Science Communication That Made Waves
We knew our findings couldn’t just sit in an academic journal. So we timed the study’s release with the introduction of bipartisan Senate and House versions of the No PFAS in Cosmetics Act instructing the FDA to ban all PFAS in cosmetics. We held a web briefing with the Senate and House legislators sponsoring the bill that was attended by cosmetics manufacturers, retailers, press, and NGOs. This timing ensured that solid evidence reached policymakers and the industry when they needed it most.
We also focused on media outreach. By pitching under embargo, we ensured the story broke big – on Good Morning America, CNN, The Guardian, the Associated Press, and hundreds more outlets worldwide.
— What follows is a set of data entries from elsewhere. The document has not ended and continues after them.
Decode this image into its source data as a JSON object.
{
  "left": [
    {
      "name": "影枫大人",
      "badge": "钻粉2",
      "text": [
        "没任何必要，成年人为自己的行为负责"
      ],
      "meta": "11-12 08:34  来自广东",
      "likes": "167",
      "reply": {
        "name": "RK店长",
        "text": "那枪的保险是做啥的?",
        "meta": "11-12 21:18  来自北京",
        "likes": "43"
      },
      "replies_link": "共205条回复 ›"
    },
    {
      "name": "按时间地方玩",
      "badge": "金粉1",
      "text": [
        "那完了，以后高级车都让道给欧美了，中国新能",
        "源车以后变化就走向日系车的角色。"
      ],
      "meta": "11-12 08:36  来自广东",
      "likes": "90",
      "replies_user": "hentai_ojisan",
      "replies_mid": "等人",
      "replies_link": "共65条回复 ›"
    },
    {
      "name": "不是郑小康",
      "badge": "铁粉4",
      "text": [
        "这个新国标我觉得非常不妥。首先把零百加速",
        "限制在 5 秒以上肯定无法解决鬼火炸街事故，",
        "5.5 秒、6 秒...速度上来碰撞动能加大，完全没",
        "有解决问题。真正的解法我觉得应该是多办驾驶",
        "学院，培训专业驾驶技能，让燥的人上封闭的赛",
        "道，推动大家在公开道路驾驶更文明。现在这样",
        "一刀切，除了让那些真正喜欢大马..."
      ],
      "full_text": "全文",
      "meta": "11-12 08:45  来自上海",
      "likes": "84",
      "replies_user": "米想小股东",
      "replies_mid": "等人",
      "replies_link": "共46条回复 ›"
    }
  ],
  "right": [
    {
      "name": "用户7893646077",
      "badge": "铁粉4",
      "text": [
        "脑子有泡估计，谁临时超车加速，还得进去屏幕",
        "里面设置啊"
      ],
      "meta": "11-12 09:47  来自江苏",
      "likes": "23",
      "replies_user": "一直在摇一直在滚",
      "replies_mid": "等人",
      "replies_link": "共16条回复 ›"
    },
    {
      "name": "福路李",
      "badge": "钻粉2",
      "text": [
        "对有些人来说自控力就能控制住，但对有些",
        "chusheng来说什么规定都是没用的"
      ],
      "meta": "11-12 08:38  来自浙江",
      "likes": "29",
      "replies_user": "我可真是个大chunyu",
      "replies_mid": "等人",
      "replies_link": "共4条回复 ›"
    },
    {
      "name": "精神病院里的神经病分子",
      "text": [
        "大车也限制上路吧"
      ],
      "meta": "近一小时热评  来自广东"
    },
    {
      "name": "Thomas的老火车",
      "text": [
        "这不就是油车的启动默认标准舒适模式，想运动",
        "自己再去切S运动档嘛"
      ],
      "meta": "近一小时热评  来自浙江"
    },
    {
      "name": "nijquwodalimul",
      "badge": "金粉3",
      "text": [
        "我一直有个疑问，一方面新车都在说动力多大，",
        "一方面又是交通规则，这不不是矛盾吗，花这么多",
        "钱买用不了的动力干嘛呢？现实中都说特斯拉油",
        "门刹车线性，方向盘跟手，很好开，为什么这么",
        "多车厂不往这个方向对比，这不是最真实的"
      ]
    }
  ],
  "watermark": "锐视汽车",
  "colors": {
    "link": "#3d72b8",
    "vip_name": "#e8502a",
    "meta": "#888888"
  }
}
We partnered with advocacy groups, too. Breast Cancer Action mobilized consumers to pressure lawmakers to support the No PFAS in Cosmetics Act, and 700 people did so. Breast Cancer Prevention Partners invited 600 cosmetics manufacturers and retailers to support the legislation and attend our web briefing.
Finally, we created a page on our website and tip sheet to help cosmetics companies eliminate PFAS and also directly invited them to schedule meetings with our team.
The message was clear: the science is in, and the beauty industry needs to clean up its act.
From Study To Regulation—Fast
The impact came quickly. California passed the PFAS-Free Cosmetics Act in 2022, setting a 2025 deadline for personal care and beauty products free of intentionally added PFAS. Colorado, Maryland, Washington, Connecticut, and Minnesota soon followed.
Momentum spread globally. New Zealand became the first country to rein in PFAS in cosmetics, banning import and manufacture by 2026 and sales by 2027. France enacted a ban effective January 1, 2026.
The beauty industry got the memo. L’Oréal, the world’s largest cosmetics company, pledged to eliminate PFAS by the end of 2024—hitting over 99% compliance ahead of schedule. Sephora added PFAS to its “Clean at Sephora” list, and Ulta Beauty added them to its Conscious Beauty program’s “Made Without List.” Chemical safety is now as much a part of beauty branding as color palettes or skin tones.
Lessons Beyond Lipstick
The PFAS-in-cosmetics story shows what’s possible when science is communicated with purpose. By linking rigorous research with media attention, policy timing, and consumer advocacy, one study helped spur a multibillion-dollar industry to make makeup safer.
The playbook works. Clear evidence, amplified and connected to action, can accelerate change—whether it’s in cosmetics, household products, or any other sector where hidden chemicals lurk.
After all, beauty should enhance our health, not compromise it. And with persistent chemicals like PFAS, we’ve learned that what goes on your skin can harm the world forever.